Partijen zullen hierna Ross en Arjatex genoemd worden.
1. De procedure
1.1. Het verloop van de procedure blijkt uit:
- de dagvaarding
- de incidentele conclusie tot onbevoegdverklaring
- de incidentele conclusie van antwoord
- de akte houdende wijziging van eis van Ross.
1.2. Ten slotte is vonnis bepaald in het incident.
2. De beoordeling in het incident
2.1. Arjatex vordert dat de rechtbank zich onbevoegd verklaart. Ross voert verweer. Op de stellingen van partijen wordt hierna, voor zover van belang, nader ingegaan.
2.2. De rechtbank is van oordeel dat de incidentele vordering moet worden afgewezen, omdat de aangevoerde gronden die vordering niet kunnen dragen.
2.3. Ross heeft aanvankelijk betaling van door haar aan Arjatex in rekening gebrachte declaraties van in totaal € 26.447,68 gevorderd, vermeerderd met rente en kosten. Nadat Arjatex een beroep op onbevoegdheid van de rechtbank had gedaan in verband met de bijzondere rechtsgang die de begrotingsprocedure bij de Raad van Toezicht vormt op grond van art. 32 WTBZ, heeft Ross het beroep op onbevoegdheid betwist en haar eis aldus gewijzigd, dat zij een verklaring voor recht vordert inhoudende kort gezegd, dat zij niet is tekortgeschoten in de dienstverlening aan Arjatex en voorts primair betaling van € 26.447,68, subsidiair een voorschot van € 15.000,-, vermeerderd met rente en kosten.
2.4. De burgerlijke rechter is bevoegd kennis te nemen van geschillen tussen een advocaat en zijn cliënt, voor zover het geschil niet gaat over de hoogte van de declaratie. In dat geval moet de bijzondere rechtsgang van art. 32 WTBZ worden gevolgd en is de burgerlijke rechter onbevoegd. Blijkens de weergave van het verweer door Ross in de dagvaarding en de incidentele conclusie houdende onbevoegdheid voert Arjatex een aantal verweren tegen de vordering van Ross die niet zozeer met de hoogte van de declaratie te maken hebben.
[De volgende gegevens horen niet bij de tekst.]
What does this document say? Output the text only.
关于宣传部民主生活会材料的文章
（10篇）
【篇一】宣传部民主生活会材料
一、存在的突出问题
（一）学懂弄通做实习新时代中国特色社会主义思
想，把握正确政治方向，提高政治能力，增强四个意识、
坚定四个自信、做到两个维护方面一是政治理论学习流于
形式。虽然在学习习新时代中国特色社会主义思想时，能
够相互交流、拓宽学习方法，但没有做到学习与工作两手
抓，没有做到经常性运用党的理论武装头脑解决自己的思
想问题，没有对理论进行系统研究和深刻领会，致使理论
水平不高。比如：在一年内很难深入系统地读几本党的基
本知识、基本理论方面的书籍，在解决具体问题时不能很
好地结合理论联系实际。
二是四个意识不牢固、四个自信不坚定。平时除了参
Zij stelt onder meer dat Ross beroepsfouten heeft gemaakt en dat een betalingsafspraak was gemaakt dat Arjatex voorlopig nog niet behoefde te betalen. Deze aspecten van het geschil tussen partijen moeten door de burgerlijke rechter worden beoordeeld, zodat de rechtbank in zoverre bevoegd is van het geschil kennis te nemen. Voor zover partijen twisten over de hoogte van de declaratie, is de Raad van Toezicht bevoegd (zie hof Arnhem 4 oktober 2005, NJF 2006, 53). Dit betekent dat de rechtbank zich niet onbevoegd zal verklaren van het geschil kennis te nemen. De incidentele vordering zal worden afgewezen.
2.5. Arjatex zal als de in het ongelijk gestelde partij in de proceskosten van het incident worden veroordeeld.
3. De beslissing
De rechtbank
in het incident
3.1. wijst het gevorderde af,
3.2. veroordeelt Arjatex in de kosten van het incident, aan de zijde van Ross tot op heden begroot op EUR 579,00,
in de hoofdzaak
3.3. bepaalt dat de zaak weer op de rol zal komen van 8 augustus 2007 voor conclusie van antwoord. Desgewenst kan Arjatex dan reageren op de wijziging van eis door Ross.
Dit vonnis is gewezen door mr. F.J. de Vries en in het openbaar uitgesproken op 27 juni 2007.